This machine is set up with 14.04 LTS 64-bit on a single 32GB virtual drive. I do not see the need to split into separate disks because of my impatience and my feeling that my Linux ambitions are scaled down a bit.
These are the initial command line things done:
sudo apt-get install unity-tweak-tool gsettings set org.gnome.desktop.interface cursor-size 48 gedit ~/.Xresources
.Xresources file has one line:
Xcursor.size: 48. The Unity Tweak Tool allows me to set a global font size in the UI. And, speaking of fonts, I am in need of this:
sudo apt-get install ttf-mscorefonts-installer
It’s a Scribus thing.
The first Unity thing I did was turn
/home/myUbuntuUser into a share with the Unity Local Network Share dialog. I copied about 80 of files over to the new machine with no issues—but there were permissions issues. In my brutish impatience I ran
chmod -R 775 which can be a security problem—especially for web site files. I’ll fix this later.
The Ubuntu Software Center installed: Chromium, Firefox, Thunderbird, Blender, Gimp, Inkscape and Audacity. From the command line I ran
thunderbird /profilemanager and
firefox /profilemanager to “create” a profile with the existing ones copied over to my conventional data root folder.
Server “Mirror” Setup
To mirror the A2 Hosting server, I start with these commands:
sudo apt-get install tasksel sudo tasksel
Then I use
tasksel to setup a LAMP server. I then setup a MySQL database for my WordPress site, starting with
mysql --prompt="\v\\h\\d\_(\U)>" -u root -p. Then
apache2 is groomed with these:
sudo a2enmod actions sudo a2enmod headers sudo gedit /etc/apache2/apache2.conf sudo gedit /etc/apache2/sites-available/000-default.conf sudo service apache2 restart
I do notice that I am not editing
000-default.conf with vim and that it is not installed by default. Instead, I am using
gedit. The purpose for editing
apache2.conf is to whitelist my home web root directory; and editing
000-default.conf is to direct port 80 to my home web root directory away from the default
No VMWare Tools for 64-bit Ubuntu 14.04?
The typical VMWare Workstation indicators for VMWare Tools are simply not present for the 64-bit Ubuntu 14.04 VM. The VM > Reinstall VMWare Tools… menu item is disabled and there are no VMWare pop-up offers to install it in the first place.

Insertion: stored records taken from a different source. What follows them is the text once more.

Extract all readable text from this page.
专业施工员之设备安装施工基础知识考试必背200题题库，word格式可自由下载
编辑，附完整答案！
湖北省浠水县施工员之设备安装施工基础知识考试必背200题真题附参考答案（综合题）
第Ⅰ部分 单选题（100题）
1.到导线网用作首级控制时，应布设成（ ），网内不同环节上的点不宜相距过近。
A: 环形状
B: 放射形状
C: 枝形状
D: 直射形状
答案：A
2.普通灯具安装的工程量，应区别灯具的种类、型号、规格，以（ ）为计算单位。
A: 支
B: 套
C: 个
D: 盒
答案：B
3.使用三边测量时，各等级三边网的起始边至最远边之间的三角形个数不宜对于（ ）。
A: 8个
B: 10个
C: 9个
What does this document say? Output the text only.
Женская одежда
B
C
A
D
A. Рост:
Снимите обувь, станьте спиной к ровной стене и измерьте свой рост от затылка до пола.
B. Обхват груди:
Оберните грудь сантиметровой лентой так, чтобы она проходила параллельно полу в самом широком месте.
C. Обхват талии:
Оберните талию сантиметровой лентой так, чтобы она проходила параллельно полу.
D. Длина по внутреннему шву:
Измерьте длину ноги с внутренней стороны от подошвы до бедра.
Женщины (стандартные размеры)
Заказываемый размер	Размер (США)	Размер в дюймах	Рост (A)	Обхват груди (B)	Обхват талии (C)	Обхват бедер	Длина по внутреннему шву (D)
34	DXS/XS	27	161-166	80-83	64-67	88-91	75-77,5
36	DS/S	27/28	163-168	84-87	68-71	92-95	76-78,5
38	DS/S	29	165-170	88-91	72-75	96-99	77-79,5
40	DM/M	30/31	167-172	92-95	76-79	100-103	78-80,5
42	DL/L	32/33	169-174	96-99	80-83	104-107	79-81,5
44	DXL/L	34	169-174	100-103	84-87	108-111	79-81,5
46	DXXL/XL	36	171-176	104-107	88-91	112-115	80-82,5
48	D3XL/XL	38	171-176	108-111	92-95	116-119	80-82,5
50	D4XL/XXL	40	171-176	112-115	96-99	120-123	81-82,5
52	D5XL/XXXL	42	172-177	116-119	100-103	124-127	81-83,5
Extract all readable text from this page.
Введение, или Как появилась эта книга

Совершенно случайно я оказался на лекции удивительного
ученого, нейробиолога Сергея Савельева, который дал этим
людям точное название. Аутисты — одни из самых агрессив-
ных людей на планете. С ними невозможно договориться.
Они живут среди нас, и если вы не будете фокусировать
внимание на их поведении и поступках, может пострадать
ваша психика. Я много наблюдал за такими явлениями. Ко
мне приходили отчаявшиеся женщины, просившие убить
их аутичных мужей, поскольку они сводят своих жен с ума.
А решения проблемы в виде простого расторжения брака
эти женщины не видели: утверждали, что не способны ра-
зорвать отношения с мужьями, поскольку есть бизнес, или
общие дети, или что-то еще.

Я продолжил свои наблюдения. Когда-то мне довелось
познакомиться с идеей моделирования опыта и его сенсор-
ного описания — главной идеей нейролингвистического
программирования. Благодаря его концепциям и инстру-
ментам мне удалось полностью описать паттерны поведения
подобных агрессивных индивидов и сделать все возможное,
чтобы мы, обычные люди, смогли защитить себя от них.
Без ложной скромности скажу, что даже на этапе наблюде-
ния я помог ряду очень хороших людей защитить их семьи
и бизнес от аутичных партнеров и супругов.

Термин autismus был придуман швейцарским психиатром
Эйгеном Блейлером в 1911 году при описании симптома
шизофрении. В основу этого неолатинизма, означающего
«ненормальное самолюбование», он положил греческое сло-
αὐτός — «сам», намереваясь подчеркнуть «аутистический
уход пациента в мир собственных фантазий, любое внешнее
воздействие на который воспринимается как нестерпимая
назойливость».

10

However, I do notice that I am able to cut and paste between VMWare Host and Guest. The Guest Desktop is properly resized as well. Moreover, the Unity Desktop can browse the network and find Host network shares. All of these features suggest to me that perhaps VMWare Tools are no longer needed for 64-bit Ubuntu.
Mounting the Host with CIFS
I am told that the Common Internet File System (CIFS) is the improvement over the Server Message Block (SMB) protocol. So I need to use this to mount (under
/mnt) host shares, following “Mounting Windows Share on Ubuntu 14.04”:
sudo apt-get install cifs-utils sudo mount //Windows10/foo -t cifs -o uid=1000,gid=1000,username=winUser /mnt/foo
I notice that I need to
sudo mkdir /mnt/foo first. (Also the user
winUser is a “classic” Computer Management generated user).
Mounting the Guest from my Windows 10 VM
“How to Share Folders in Ubuntu & Access them from Windows 7” is a decent introduction to mounting Ubuntu from Windows. I found these shell commands necessary:
apt-get install -y samba samba-common python-glade2 system-config-samba sudo apt-get install libpam-smbpass
It is important to not enable anonymous access to your share—say,
/foo. So in Windows it will be found at \\UBUNTU\foo after filling in the credentials.